3/04/2013

Vonnegut e o tremor de tempo

 

Durante as férias dos meses de Janeiro e Fevereiro, comprei alguns livros em uma loja no centro de Macapá, entre esses livros que, diga-se de passagem, estavam com preços bem acessíveis e, portanto, cabíveis ao meu parco orçamento, encontrei uma obra fantástica de um autor até então desconhecido de mim e de grande parte de meus amigos leitores. O livro do qual estou falando é “Timequake” do escritor Estadunidense Kurt Vonnegut. É uma das últimas produções literárias de Vonnegut - falecido no ano de 2007 em circunstâncias trágicas.

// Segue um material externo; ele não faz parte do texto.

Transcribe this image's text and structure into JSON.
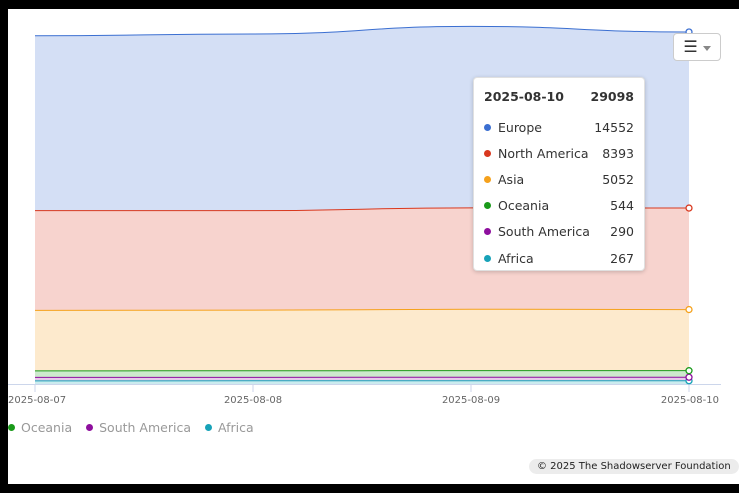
{
  "chart_data": {
    "type": "area",
    "stacked": true,
    "x": [
      "2025-08-07",
      "2025-08-08",
      "2025-08-09",
      "2025-08-10"
    ],
    "series": [
      {
        "name": "Africa",
        "color": "#17a2b8",
        "values": [
          262,
          264,
          268,
          267
        ]
      },
      {
        "name": "South America",
        "color": "#8e0f9e",
        "values": [
          285,
          288,
          292,
          290
        ]
      },
      {
        "name": "Oceania",
        "color": "#1a9a1a",
        "values": [
          540,
          542,
          546,
          544
        ]
      },
      {
        "name": "Asia",
        "color": "#f5a11c",
        "values": [
          5000,
          5010,
          5075,
          5052
        ]
      },
      {
        "name": "North America",
        "color": "#d9381e",
        "values": [
          8250,
          8230,
          8380,
          8393
        ]
      },
      {
        "name": "Europe",
        "color": "#3b6fd1",
        "values": [
          14450,
          14600,
          15000,
          14552
        ]
      }
    ],
    "ylim": [
      0,
      31000
    ],
    "legend_position": "bottom-left",
    "legend_visible": [
      "Oceania",
      "South America",
      "Africa"
    ],
    "grid": false
  },
  "tooltip": {
    "date": "2025-08-10",
    "total": "29098",
    "rows": [
      {
        "name": "Europe",
        "value": "14552",
        "color": "#3b6fd1"
      },
      {
        "name": "North America",
        "value": "8393",
        "color": "#d9381e"
      },
      {
        "name": "Asia",
        "value": "5052",
        "color": "#f5a11c"
      },
      {
        "name": "Oceania",
        "value": "544",
        "color": "#1a9a1a"
      },
      {
        "name": "South America",
        "value": "290",
        "color": "#8e0f9e"
      },
      {
        "name": "Africa",
        "value": "267",
        "color": "#17a2b8"
      }
    ]
  },
  "legend": [
    {
      "name": "Oceania",
      "color": "#1a9a1a"
    },
    {
      "name": "South America",
      "color": "#8e0f9e"
    },
    {
      "name": "Africa",
      "color": "#17a2b8"
    }
  ],
  "menu": {
    "icon": "hamburger-menu-icon",
    "glyph": "☰"
  },
  "credit": "© 2025 The Shadowserver Foundation"
}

O romance conta a história de um tremor de tempo ocorrido em 13 de fevereiro de 2001 que fez com que o universo parasse de se expandir e regredisse até o dia 17 de fevereiro de 1991. Ao contrário da maioria dos livros e filmes de ficção científica em que os personagens voltam no tempo para mudar seus destinos, em “Timequake” Vonnegut foge a esse clichê e obriga os seus personagens a fazerem as mesmas coisas que tinham feito antes. Dez anos de um completo flash Bach.


         O texto de “Timequake” é recheado de referências autobiográficas, desde o massacre da cidade de Dresden, em 1945, que o autor presenciou, até a morte de seus dois irmãos, Bernard e Allie, e da primeira esposa, Jane, vítimas do câncer. Os principais acontecimentos da vida de Kurt Vonnegut se misturam com o cotidiano dos personagens Kilgore Trout (alter ego do escritor), Monica Pepper, Zoltan Pepper e Dudley Prince; o próprio Vonnegut se torna uma personagem, na medida em que utiliza o enredo para rememorar fatos marcantes de sua existência, com um tom saudosista de quem já está se despedindo



Considero Kurt Vonnegut um escritor de excelência e que, sem dúvida, recebeu a influência de mestres da literatura moderna como Aldous Huxley, George Orwell e outros, todavia a crítica ao progresso tecnológico por parte de Vonnegut é amenizada pelo tom irônico e bem humorado de sua escrita, isso o difere dos escritores acima citados. 



Abaixo segue um trecho de Timequeke:





"Agora imaginem o seguinte. Um homem cria uma bomba de hidrogênio para uma União Soviética paranóica, certifica-se de que ela funcione e, depois, ganha o prêmio Nobel da paz! Este personagem (...) foi o falecido físico Andrei Sakharov.


Ele ganhou seu Nobel em 1975 por exigir que fossem interrompidos o testes de armas nucleares. É claro que a dele já havia sido testada. Sua mulher era pediatra! Que tipo de individuo poderia aperfeiçoar uma bomba de hidrogênio enquanto estivesse casado com uma especialista em atendimento infantil? Que tipo de médica teria ficado com um companheiro capaz de uma resposta como a seguinte?


- Alguma coisa interessante hoje no trabalho, meu amor?

- Hum, hum. Minha bomba vai funcionar perfeitamente. E como você está indo com aquela criança que está com catapora?

            
Andrei Sakharov era uma espécie de santo em 1975, fato que não é mais celebrado agora que a guerra fria terminou. Ele era um dissidente na União Soviética. Clamou por um fim ao desenvolvimento e testes de armas nucleares e também por maior liberdade ao povo. Foi expulso da academia de ciências da União Soviética. Foi exilado de Moscou para uma minúscula comunidade numa região de solo permanentemente gelado.

            
Não lhe foi permitido ir a Oslo para receber seu prêmio da paz. Sua esposa pediatra, Elena Bonner, aceitou o prêmio em seu lugar. Mas, será que não está na hora de nos perguntarmos se ela, ou qualquer pediatra ou médico, não era mais merecedora de um prêmio da paz do que qualquer um que tivesse auxiliado na criação de uma bomba atômica para qualquer tipo de governo, não importa onde?

           
 Direitos humanos? O que poderia ser mais indiferente aos direitos de qualquer forma de vida do que uma bomba atômica?

            
Em junho de 1987, a Staten Island College na cidade de Nova York concedeu a Sakharov o título de doutor Honoris causa. Mais uma vez, o governo de seu país não quis permitir que ele viesse aceitá-lo pessoalmente. Eu fui convidado para representá-lo.

            
Tudo que eu precisava fazer era transmitir uma mensagem enviada por ele: “não desistam da energia nuclear.” Eu a recitei com um robô.

            
Com fui educado! É que isso ocorreu um ano após a calamidade nuclear mais letal que este planeta maluco havia presenciado até então: a de Chernobyl na Ucrânia. Crianças por todo norte da Europa adoecerão ou sofrerão as piores conseqüências nos anos futuros em decorrência daquele vazamento de radiação. Bastante trabalho para os pediatras!"